Commit graph

83 commits

Author SHA1 Message Date
Linus Torvalds 566b5c057c Optimize the three-way merge of git-read-tree
As mentioned, the three-way case *should* be as trivial as the
following. It passes all the tests, and I verified that a conflicting
merge in the 100,000 file horror-case merged correctly (with the conflict
markers) in 0.687 seconds with this, so it works, but I'm lazy and
somebody else should double-check it [jc: followed all three-way merge
codepaths and verified it removes when it should].

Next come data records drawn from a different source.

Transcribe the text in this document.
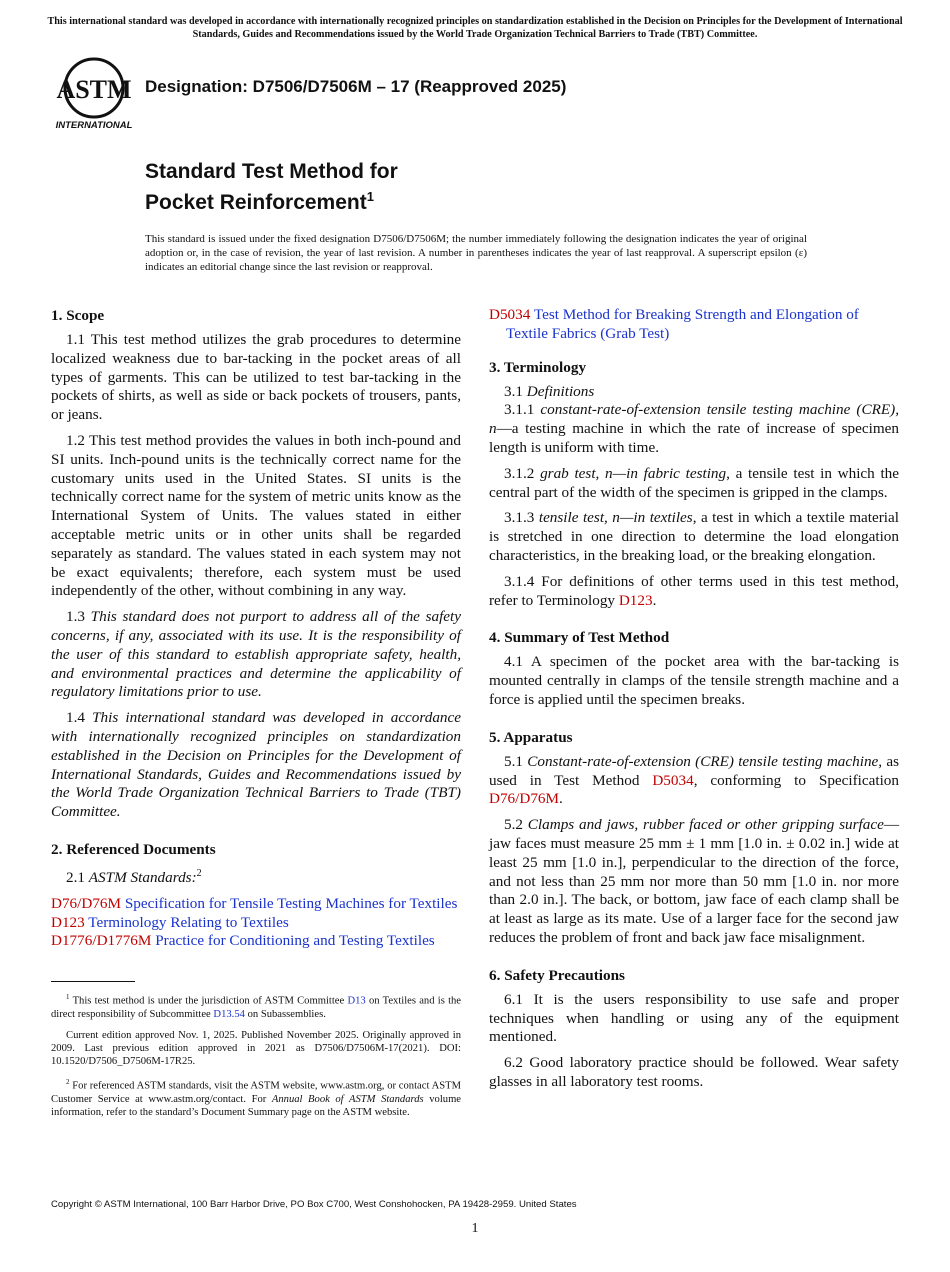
This international standard was developed in accordance with internationally recognized principles on standardization established in the Decision on Principles for the Development of International Standards, Guides and Recommendations issued by the World Trade Organization Technical Barriers to Trade (TBT) Committee.
ASTM
INTERNATIONAL
Designation: D7506/D7506M – 17 (Reapproved 2025)
Standard Test Method for
Pocket Reinforcement$^1$
This standard is issued under the fixed designation D7506/D7506M; the number immediately following the designation indicates the year of original adoption or, in the case of revision, the year of last revision. A number in parentheses indicates the year of last reapproval. A superscript epsilon (ε) indicates an editorial change since the last revision or reapproval.
1. Scope

1.1 This test method utilizes the grab procedures to determine localized weakness due to bar-tacking in the pocket areas of all types of garments. This can be utilized to test bar-tacking in the pockets of shirts, as well as side or back pockets of trousers, pants, or jeans.

1.2 This test method provides the values in both inch-pound and SI units. Inch-pound units is the technically correct name for the customary units used in the United States. SI units is the technically correct name for the system of metric units know as the International System of Units. The values stated in either acceptable metric units or in other units shall be regarded separately as standard. The values stated in each system may not be exact equivalents; therefore, each system must be used independently of the other, without combining in any way.

1.3 This standard does not purport to address all of the safety concerns, if any, associated with its use. It is the responsibility of the user of this standard to establish appropriate safety, health, and environmental practices and determine the applicability of regulatory limitations prior to use.

1.4 This international standard was developed in accordance with internationally recognized principles on standardization established in the Decision on Principles for the Development of International Standards, Guides and Recommendations issued by the World Trade Organization Technical Barriers to Trade (TBT) Committee.

2. Referenced Documents

2.1 ASTM Standards:$^2$

D76/D76M Specification for Tensile Testing Machines for Textiles
D123 Terminology Relating to Textiles
D1776/D1776M Practice for Conditioning and Testing Textiles

$^1$ This test method is under the jurisdiction of ASTM Committee D13 on Textiles and is the direct responsibility of Subcommittee D13.54 on Subassemblies.

Current edition approved Nov. 1, 2025. Published November 2025. Originally approved in 2009. Last previous edition approved in 2021 as D7506/D7506M-17(2021). DOI: 10.1520/D7506_D7506M-17R25.

$^2$ For referenced ASTM standards, visit the ASTM website, www.astm.org, or contact ASTM Customer Service at www.astm.org/contact. For Annual Book of ASTM Standards volume information, refer to the standard’s Document Summary page on the ASTM website.

D5034 Test Method for Breaking Strength and Elongation of Textile Fabrics (Grab Test)
3. Terminology

3.1 Definitions

3.1.1 constant-rate-of-extension tensile testing machine (CRE), n—a testing machine in which the rate of increase of specimen length is uniform with time.

3.1.2 grab test, n—in fabric testing, a tensile test in which the central part of the width of the specimen is gripped in the clamps.

3.1.3 tensile test, n—in textiles, a test in which a textile material is stretched in one direction to determine the load elongation characteristics, in the breaking load, or the breaking elongation.

3.1.4 For definitions of other terms used in this test method, refer to Terminology D123.

4. Summary of Test Method

4.1 A specimen of the pocket area with the bar-tacking is mounted centrally in clamps of the tensile strength machine and a force is applied until the specimen breaks.

5. Apparatus

5.1 Constant-rate-of-extension (CRE) tensile testing machine, as used in Test Method D5034, conforming to Specification D76/D76M.

5.2 Clamps and jaws, rubber faced or other gripping surface—jaw faces must measure 25 mm ± 1 mm [1.0 in. ± 0.02 in.] wide at least 25 mm [1.0 in.], perpendicular to the direction of the force, and not less than 25 mm nor more than 50 mm [1.0 in. nor more than 2.0 in.]. The back, or bottom, jaw face of each clamp shall be at least as large as its mate. Use of a larger face for the second jaw reduces the problem of front and back jaw face misalignment.

6. Safety Precautions

6.1 It is the users responsibility to use safe and proper techniques when handling or using any of the equipment mentioned.

6.2 Good laboratory practice should be followed. Wear safety glasses in all laboratory test rooms.

Copyright © ASTM International, 100 Barr Harbor Drive, PO Box C700, West Conshohocken, PA 19428-2959. United States
1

Without this patch, the merge took 8.355 seconds, so this patch
really does make a huge difference for merge performance with lots and
lots of files, and we're not talking percentages, we're talking
orders-of-magnitude differences!

Now "unpack_trees()" is just fast enough that we don't need to avoid it
(although it's probably still a good idea to eventually convert it to use
the traverse_trees() infrastructure some day - just to avoid having
extraneous tree traversal functions).

Signed-off-by: Linus Torvalds <torvalds@linux-foundation.org>
Signed-off-by: Junio C Hamano <gitster@pobox.com>
2007-08-10 23:02:14 -07:00
Linus Torvalds d699676dda Optimize the two-way merge of git-read-tree too
This trivially optimizes the two-way merge case of git-read-tree too,
which affects switching branches.

When you have tons and tons of files in your repository, but there are
only small differences in the branches (maybe just a couple of files
changed), the biggest cost of the branch switching was actually just the
index calculations.

This fixes it (timings for switching between the "testing" and "master"
branches in the 100,000 file testing-repo-from-hell, where the branches
only differ in one small file).

Before:
	[torvalds@woody bummer]$ time git checkout master
	real    0m9.919s
	user    0m8.461s
	sys     0m0.264s

After:
	[torvalds@woody bummer]$ time git checkout testing
	real    0m0.576s
	user    0m0.348s
	sys     0m0.228s

so it's easily an order of magnitude different.

This concludes the series. I think we could/should do the three-way merge
too (to speed up merges), but I'm lazy. Somebody else can do it.

The rule is very simple: you need to remove the old entry if:
 - you want to remove the file entirely
 - you replace it with a "merge conflict" entry (ie a non-stage-0 entry)

and you can avoid removing it if you either

 - keep the old one
 - or resolve it to a new one.

and these rules should all be valid for the three-way case too.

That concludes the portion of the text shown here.